There was also the Blockbuster that made up for the defunct movie theater. In the evenings, the line at Blockbuster stretched as long as the New Releases section. I went to Blockbuster every night. I didn’t have cable, and I wasn’t working. In my awful year, I had quit the store one day when it was sunny outside and a customer – a photographer – had asked if I was a model.

There were no hard feelings when I left. I had sold Alain et Riette’s $800 shoes for nearly seven years. Even Alain could appreciate my need to move on.

“So we gonna see you in Vogue, baby?” he flirted with me.

I rattled my head up and down confidently. I’ve never had a problem with confidence.

Until I caught myself in the Blockbuster window that day, my hair was a lush frosted curtain, reminiscent of Audrey Hepburn’s sophisticated streak job in Breakfast at Tiffany’s. My jacket was Gap, but it looked like a Helmut Lang, which is why I’d bought it in the first place. My Levi’s fit like Earl jeans.

But after seeing myself for what I was in the Blockbuster window, I got it. I wasn’t special. I was a ‘Bush Girl – like every other girl walking down Flatbush Avenue.

That Sunday, I started going to church with Auntie Freda. She had been bugging me to go with her since she’d moved to Queens and I finally agreed because I needed some of God’s specialness to cover me again. Besides, I had nothing doing, and, once upon a time, in Ghana, I had been Born Again.

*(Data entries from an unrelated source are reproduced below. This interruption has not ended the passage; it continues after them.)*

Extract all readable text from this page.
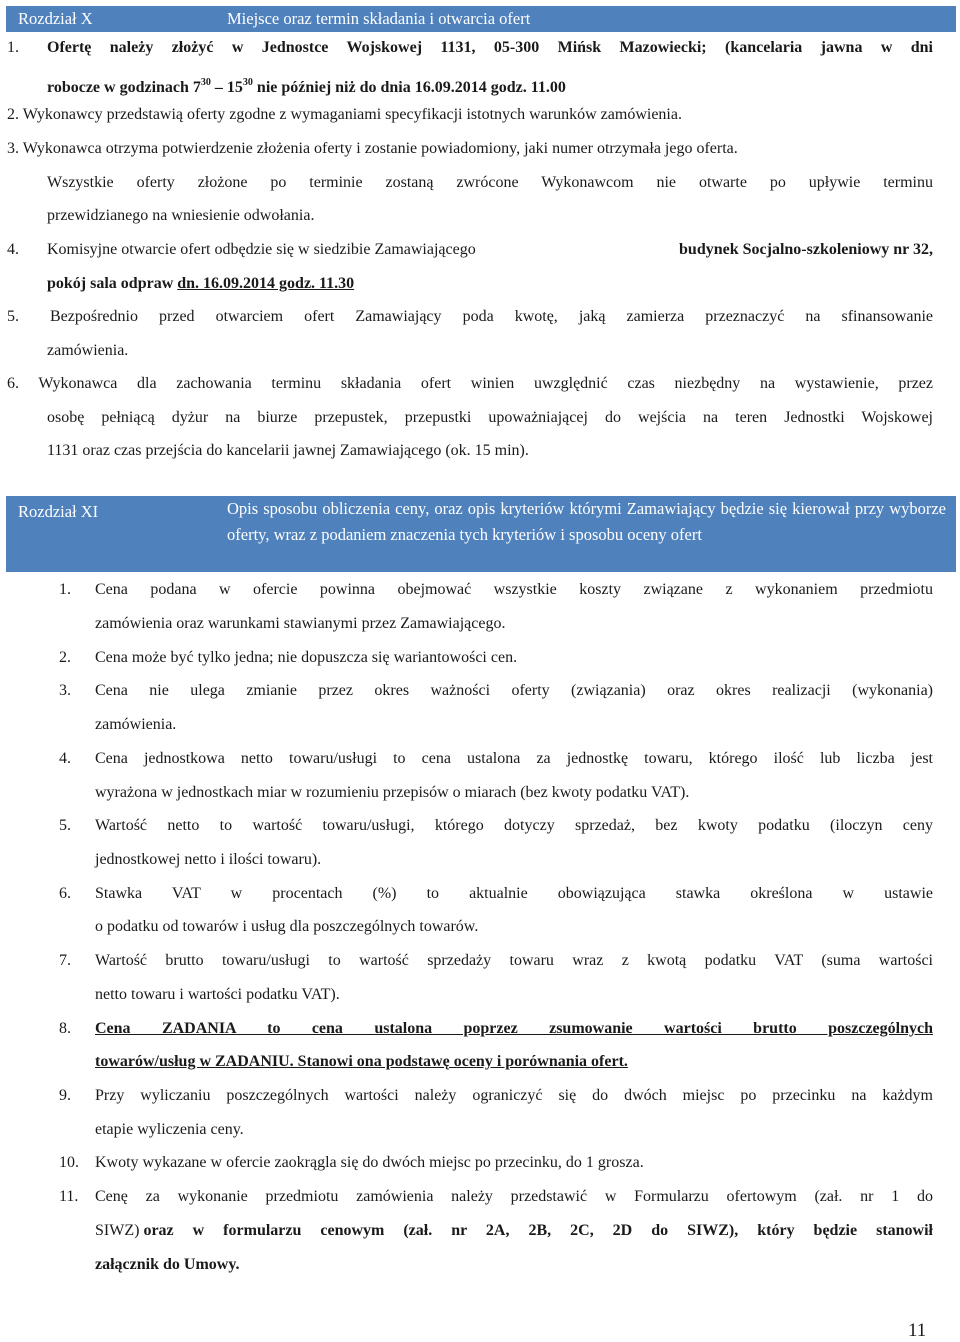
Rozdział X	Miejsce oraz termin składania i otwarcia ofert
1. Ofertę należy złożyć w Jednostce Wojskowej 1131, 05-300 Mińsk Mazowiecki; (kancelaria jawna w dni
robocze w godzinach $7^{30} - 15^{30}$ nie później niż do dnia 16.09.2014 godz. 11.00
2. Wykonawcy przedstawią oferty zgodne z wymaganiami specyfikacji istotnych warunków zamówienia.
3. Wykonawca otrzyma potwierdzenie złożenia oferty i zostanie powiadomiony, jaki numer otrzymała jego oferta.
Wszystkie oferty złożone po terminie zostaną zwrócone Wykonawcom nie otwarte po upływie terminu
przewidzianego na wniesienie odwołania.
4. Komisyjne otwarcie ofert odbędzie się w siedzibie Zamawiającego	budynek Socjalno-szkoleniowy nr 32,
pokój sala odpraw dn. 16.09.2014 godz. 11.30
5. Bezpośrednio przed otwarciem ofert Zamawiający poda kwotę, jaką zamierza przeznaczyć na sfinansowanie
zamówienia.
6. Wykonawca dla zachowania terminu składania ofert winien uwzględnić czas niezbędny na wystawienie, przez
osobę pełniącą dyżur na biurze przepustek, przepustki upoważniającej do wejścia na teren Jednostki Wojskowej
1131 oraz czas przejścia do kancelarii jawnej Zamawiającego (ok. 15 min).
Rozdział XI	Opis sposobu obliczenia ceny, oraz opis kryteriów którymi Zamawiający będzie się kierował przy wyborze oferty, wraz z podaniem znaczenia tych kryteriów i sposobu oceny ofert
1. Cena podana w ofercie powinna obejmować wszystkie koszty związane z wykonaniem przedmiotu
zamówienia oraz warunkami stawianymi przez Zamawiającego.
2. Cena może być tylko jedna; nie dopuszcza się wariantowości cen.
3. Cena nie ulega zmianie przez okres ważności oferty (związania) oraz okres realizacji (wykonania)
zamówienia.
4. Cena jednostkowa netto towaru/usługi to cena ustalona za jednostkę towaru, którego ilość lub liczba jest
wyrażona w jednostkach miar w rozumieniu przepisów o miarach (bez kwoty podatku VAT).
5. Wartość netto to wartość towaru/usługi, którego dotyczy sprzedaż, bez kwoty podatku (iloczyn ceny
jednostkowej netto i ilości towaru).
6. Stawka VAT w procentach (%) to aktualnie obowiązująca stawka określona w ustawie
o podatku od towarów i usług dla poszczególnych towarów.
7. Wartość brutto towaru/usługi to wartość sprzedaży towaru wraz z kwotą podatku VAT (suma wartości
netto towaru i wartości podatku VAT).
8. Cena ZADANIA to cena ustalona poprzez zsumowanie wartości brutto poszczególnych
towarów/usług w ZADANIU. Stanowi ona podstawę oceny i porównania ofert.
9. Przy wyliczaniu poszczególnych wartości należy ograniczyć się do dwóch miejsc po przecinku na każdym
etapie wyliczenia ceny.
10. Kwoty wykazane w ofercie zaokrągla się do dwóch miejsc po przecinku, do 1 grosza.
11. Cenę za wykonanie przedmiotu zamówienia należy przedstawić w Formularzu ofertowym (zał. nr 1 do
SIWZ) oraz w formularzu cenowym (zał. nr 2A, 2B, 2C, 2D do SIWZ), który będzie stanowił
załącznik do Umowy.
11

Now, I go every Sunday. I wake up at six and take the Q train to the F to Parsons Boulevard and make it on time for Highland Church’s 8:00am service. That early in the morning, the only thing I want to move is my remote control finger, but at least I have the free lunch at Auntie Freda’s to look forward to after service. I still send out my comp cards, but I’ve also started looking for a new job. My rent is cheap, but not much else is in this city.